I don’t think it’s merely because I chose light as my word of 2012 that these are themes to which I’ve returned with even more regularity and zeal this year. I am often moved to tears by the quality of light in nature, and the metaphor of dark and light has also been one to which I am consistently drawn. Light and darkness. Holiness and grace. Radiance and shadow. We keep on turning, and the shadows keep dancing, the light flickering. All I can do is keep watching.
I used to dread the coming of the dark. And in many ways, I still do: the shift of the world towards fall fills me with an inchoate but undeniable sorrow. Fall and early winter is a season of endings, there is no question about that. But in the last several years I’ve been more comfortable with the deep dark of December. I still find January and February long and dreary, but December no longer depresses me. I suspect that this change has to do with my profound embrace of darkness in all its forms. It took me many years to figure out a truth I know now is unassailably true: without the darkness the light is meaningless. When I write it like that it feels so trite, so cliched, but the truth is this learning has undeniably changed the way I exist in the world.
As the planet turns towards the darkest months I start to notice nests in the trees’ bare branches and the sky turns an almost unbearably crystalline blue. I’m sure it’s no accident that Sunday, the first day after we fall back and enter the season of the shortest days, the light had a clarity that made my heart ache. I sat on a bench at the park, listening to my children laugh on the swings, and my eyes were drawn up, up, up to the boundless blue. I can’t put words around the quality of that morning’s light, but it nudged something free in me, something jagged and sad but also deeply, profoundly glad.
That afternoon, as I sensed the day drawing itself towards dusk, I kept hearing in my head it is the evening of the day. As Tears Go By floated through my thoughts, over and over again. It is the evening of the year, it is the season of gloaming, and we plunge again towards darkness. But my God, how unspeakably, outrageously beautiful is the light, even in this dark month. For the first time in my life I see that that those two facts are not coincidence, but profoundly interfused.
My relatively new comfort with the year’s darkest days gives me a deep sense of optimism. I understand, finally, that my life’s richest meaning exists in the shadows on the border between light and dark. Maybe, also, I have begun to trust on a cellular level that the world will always turn back towards the light.

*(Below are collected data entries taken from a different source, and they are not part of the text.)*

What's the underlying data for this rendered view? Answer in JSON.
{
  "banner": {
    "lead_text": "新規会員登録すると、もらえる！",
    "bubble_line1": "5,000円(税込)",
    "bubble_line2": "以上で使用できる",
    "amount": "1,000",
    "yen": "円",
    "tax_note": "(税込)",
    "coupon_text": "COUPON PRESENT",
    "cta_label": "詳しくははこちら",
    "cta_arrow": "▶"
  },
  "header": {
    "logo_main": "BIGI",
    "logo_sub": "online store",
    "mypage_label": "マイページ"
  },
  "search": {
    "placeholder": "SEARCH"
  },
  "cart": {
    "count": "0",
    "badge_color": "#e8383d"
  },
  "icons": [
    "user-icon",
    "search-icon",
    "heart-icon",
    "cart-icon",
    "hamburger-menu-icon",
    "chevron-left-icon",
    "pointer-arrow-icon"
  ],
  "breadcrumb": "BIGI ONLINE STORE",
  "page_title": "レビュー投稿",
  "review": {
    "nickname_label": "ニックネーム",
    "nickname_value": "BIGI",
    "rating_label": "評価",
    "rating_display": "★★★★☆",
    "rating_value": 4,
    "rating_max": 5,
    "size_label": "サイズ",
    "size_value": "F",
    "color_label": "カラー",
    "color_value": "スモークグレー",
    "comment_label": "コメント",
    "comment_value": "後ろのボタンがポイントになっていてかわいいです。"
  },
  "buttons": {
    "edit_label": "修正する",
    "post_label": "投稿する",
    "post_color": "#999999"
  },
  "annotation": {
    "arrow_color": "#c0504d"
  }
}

The photograph is of dusk on December 21, 2011, on the road between Tel Aviv and Jerusalem. It felt meaningful that we landed in Israel on the solstice, and emerged from the airport to this startlingly beautiful sunset. As the children slept on either side of me in the back of the taxi, I frantically took pictures out the window with my iPhone, wiping away tears so that I could see. We landed in the holy land on my holiest day, and the sky certainly cooperated to mark the occasion.